All companies, except TotalEnergies, are members of the American Petroleum Institute (API), which according to the ranking conducted by Influence Map is one of the most strategically opposed industry groups at the global level on climate policy issues.

Lobbying is completely different story

The world’s big oil and gas companies spend huge amounts of time and money talking about their “green” credentials, while their business investments and lobbying activities tell a completely different story, says Faye Holder, programme manager at Influence Map.

These companies talk about reducing emissions and transitioning the energy mix, but at the same time they continue to invest in new fossil fuel infrastructure, she added.

PR strategy can sound convincing, but it doesn’t change the fact that companies are out-of-step with pathways to net-zero

Such a PR strategy may sound convincing, but it does not change the fact that companies are out-of-step with scientifically based pathways to zero-carbon emissions, Holder said.

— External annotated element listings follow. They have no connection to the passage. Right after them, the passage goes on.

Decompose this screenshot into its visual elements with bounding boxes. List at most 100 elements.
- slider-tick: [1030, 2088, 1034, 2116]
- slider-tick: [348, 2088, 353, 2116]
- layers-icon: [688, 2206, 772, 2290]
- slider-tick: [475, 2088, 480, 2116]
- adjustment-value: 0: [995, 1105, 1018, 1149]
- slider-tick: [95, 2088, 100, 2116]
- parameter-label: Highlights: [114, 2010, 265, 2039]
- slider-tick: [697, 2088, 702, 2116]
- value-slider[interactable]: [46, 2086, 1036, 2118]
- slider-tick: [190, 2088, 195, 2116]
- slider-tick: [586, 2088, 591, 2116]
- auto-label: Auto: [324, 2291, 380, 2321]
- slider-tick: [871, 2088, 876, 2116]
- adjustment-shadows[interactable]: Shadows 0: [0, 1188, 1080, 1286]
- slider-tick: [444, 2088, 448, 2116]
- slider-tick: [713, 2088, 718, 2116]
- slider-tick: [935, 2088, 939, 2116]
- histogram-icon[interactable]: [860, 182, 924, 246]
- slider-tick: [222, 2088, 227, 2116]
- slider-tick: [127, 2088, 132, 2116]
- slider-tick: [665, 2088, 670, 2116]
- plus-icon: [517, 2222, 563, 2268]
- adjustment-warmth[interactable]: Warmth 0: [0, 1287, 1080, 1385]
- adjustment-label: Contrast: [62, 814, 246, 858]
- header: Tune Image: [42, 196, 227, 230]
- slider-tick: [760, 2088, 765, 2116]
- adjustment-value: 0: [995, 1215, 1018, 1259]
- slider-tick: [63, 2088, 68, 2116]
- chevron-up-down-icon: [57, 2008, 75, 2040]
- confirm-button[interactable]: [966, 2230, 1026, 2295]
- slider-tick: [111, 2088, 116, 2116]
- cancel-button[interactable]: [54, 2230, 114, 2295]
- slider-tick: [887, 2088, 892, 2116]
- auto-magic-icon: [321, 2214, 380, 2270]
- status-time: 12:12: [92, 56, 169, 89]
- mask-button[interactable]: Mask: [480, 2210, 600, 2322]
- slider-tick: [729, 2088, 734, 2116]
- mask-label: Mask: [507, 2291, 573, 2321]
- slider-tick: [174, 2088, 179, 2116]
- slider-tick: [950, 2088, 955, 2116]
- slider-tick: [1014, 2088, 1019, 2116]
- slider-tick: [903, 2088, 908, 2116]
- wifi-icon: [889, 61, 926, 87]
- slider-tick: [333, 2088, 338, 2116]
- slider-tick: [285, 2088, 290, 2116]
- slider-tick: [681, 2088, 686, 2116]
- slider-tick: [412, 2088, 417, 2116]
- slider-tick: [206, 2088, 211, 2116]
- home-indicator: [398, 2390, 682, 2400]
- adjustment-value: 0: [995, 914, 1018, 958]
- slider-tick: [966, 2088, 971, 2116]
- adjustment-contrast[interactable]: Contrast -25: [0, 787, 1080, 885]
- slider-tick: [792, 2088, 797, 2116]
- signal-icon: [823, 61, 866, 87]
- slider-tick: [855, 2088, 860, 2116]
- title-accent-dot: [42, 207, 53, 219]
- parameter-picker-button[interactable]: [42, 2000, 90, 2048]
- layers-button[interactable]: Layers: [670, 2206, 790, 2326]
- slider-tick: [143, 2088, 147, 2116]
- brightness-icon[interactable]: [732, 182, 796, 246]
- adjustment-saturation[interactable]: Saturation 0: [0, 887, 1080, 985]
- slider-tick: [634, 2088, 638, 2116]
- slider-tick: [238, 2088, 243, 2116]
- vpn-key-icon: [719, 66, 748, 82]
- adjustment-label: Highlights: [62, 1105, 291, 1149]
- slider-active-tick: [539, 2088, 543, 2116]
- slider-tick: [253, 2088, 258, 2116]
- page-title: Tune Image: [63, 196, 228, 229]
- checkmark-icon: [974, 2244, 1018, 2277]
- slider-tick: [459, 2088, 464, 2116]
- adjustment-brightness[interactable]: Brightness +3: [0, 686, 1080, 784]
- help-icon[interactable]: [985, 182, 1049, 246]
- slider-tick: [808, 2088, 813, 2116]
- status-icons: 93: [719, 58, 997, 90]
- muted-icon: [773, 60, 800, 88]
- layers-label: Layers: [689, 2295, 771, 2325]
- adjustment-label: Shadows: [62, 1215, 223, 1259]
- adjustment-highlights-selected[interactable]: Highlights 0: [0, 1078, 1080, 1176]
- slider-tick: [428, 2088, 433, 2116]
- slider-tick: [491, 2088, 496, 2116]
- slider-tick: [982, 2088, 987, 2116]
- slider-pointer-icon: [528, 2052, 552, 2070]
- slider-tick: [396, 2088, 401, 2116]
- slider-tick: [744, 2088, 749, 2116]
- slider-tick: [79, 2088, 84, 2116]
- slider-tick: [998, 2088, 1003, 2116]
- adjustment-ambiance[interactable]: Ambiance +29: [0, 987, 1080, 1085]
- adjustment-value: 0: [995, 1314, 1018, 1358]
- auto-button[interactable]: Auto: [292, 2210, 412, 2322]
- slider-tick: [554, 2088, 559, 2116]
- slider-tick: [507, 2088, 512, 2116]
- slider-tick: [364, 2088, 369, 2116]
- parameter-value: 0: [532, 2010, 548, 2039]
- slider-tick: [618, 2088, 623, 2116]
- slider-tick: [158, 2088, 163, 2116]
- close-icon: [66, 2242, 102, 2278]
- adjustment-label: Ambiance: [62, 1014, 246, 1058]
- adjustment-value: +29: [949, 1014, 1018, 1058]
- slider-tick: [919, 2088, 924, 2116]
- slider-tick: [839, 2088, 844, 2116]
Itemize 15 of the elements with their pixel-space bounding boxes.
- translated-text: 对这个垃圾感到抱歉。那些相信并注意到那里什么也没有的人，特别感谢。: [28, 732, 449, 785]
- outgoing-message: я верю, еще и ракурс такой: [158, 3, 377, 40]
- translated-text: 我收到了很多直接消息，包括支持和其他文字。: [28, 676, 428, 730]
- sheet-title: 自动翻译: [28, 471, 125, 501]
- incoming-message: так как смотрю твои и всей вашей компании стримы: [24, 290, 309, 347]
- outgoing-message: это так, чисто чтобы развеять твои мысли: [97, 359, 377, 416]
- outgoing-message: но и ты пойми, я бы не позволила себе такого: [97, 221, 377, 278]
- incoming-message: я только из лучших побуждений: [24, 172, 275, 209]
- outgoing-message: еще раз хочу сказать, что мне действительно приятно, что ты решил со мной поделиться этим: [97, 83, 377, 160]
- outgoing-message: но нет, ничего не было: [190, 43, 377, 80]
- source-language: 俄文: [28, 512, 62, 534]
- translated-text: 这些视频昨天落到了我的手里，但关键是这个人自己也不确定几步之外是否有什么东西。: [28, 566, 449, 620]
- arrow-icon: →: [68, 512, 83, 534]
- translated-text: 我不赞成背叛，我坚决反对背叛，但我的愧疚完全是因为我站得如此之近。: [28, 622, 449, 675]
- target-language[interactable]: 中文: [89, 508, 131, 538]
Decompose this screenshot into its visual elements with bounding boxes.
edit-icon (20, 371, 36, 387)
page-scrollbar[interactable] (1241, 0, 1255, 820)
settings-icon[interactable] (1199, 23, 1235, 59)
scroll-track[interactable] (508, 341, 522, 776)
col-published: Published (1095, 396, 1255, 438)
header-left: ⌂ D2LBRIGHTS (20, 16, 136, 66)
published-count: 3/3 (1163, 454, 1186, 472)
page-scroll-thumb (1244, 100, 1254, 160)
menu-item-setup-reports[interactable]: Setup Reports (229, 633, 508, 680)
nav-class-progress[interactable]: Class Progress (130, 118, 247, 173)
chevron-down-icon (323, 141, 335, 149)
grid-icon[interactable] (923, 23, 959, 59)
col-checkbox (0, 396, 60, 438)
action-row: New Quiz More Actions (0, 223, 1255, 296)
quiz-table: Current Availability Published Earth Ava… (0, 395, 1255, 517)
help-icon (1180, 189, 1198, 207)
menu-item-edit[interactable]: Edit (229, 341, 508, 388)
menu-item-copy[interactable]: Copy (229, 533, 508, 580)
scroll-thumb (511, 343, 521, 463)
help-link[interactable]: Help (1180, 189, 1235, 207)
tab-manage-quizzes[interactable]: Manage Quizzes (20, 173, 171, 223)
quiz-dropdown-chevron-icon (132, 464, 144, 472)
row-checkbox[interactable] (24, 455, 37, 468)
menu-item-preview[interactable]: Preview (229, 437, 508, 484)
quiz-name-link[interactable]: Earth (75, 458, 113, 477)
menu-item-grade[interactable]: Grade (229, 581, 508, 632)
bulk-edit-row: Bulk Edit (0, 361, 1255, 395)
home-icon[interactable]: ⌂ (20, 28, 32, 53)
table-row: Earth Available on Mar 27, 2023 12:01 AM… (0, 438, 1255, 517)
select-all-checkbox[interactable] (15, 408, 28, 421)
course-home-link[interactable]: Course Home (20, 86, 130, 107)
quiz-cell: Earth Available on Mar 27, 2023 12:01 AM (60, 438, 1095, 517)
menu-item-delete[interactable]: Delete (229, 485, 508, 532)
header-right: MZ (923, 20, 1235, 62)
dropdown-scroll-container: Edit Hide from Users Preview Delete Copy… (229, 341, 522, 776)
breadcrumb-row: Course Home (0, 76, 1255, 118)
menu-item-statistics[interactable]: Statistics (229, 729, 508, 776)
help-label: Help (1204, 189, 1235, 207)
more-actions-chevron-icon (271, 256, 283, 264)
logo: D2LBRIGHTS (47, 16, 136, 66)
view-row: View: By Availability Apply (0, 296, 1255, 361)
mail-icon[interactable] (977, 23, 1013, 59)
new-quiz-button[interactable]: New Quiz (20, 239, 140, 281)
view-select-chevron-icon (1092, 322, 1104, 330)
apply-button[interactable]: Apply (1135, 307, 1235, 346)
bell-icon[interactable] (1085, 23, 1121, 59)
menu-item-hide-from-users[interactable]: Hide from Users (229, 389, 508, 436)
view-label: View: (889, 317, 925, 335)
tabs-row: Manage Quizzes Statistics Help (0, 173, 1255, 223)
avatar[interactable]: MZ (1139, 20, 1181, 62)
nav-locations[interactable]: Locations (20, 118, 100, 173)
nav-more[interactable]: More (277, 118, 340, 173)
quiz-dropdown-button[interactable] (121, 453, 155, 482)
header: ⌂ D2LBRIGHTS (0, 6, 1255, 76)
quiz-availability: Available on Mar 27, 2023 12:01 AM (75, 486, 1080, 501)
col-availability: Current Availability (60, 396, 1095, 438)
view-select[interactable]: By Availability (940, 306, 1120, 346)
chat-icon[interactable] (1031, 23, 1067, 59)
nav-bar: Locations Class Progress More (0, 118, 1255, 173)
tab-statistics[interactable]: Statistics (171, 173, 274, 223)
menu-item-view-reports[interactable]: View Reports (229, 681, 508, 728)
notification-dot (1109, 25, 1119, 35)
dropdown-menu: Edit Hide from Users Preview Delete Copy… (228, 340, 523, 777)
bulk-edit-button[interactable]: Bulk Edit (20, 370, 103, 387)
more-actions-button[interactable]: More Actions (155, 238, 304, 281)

The findings of this research raise serious and persistent questions for regulators and shareholders of companies, as well as for PR and advertising agencies, media, and social media platforms working with companies, the authors conclude.

Oil companies are trying to present an overly positive self-image as leaders of the green energy transition, while researchers expect litigation against climate-related greenwashing to accelerate in the future, Influence Map said.

The analysis focuses on the main channels of corporate communication of companies and their North American and European communications. Future research will focus on how the companies communicate in the global South, analysts noted.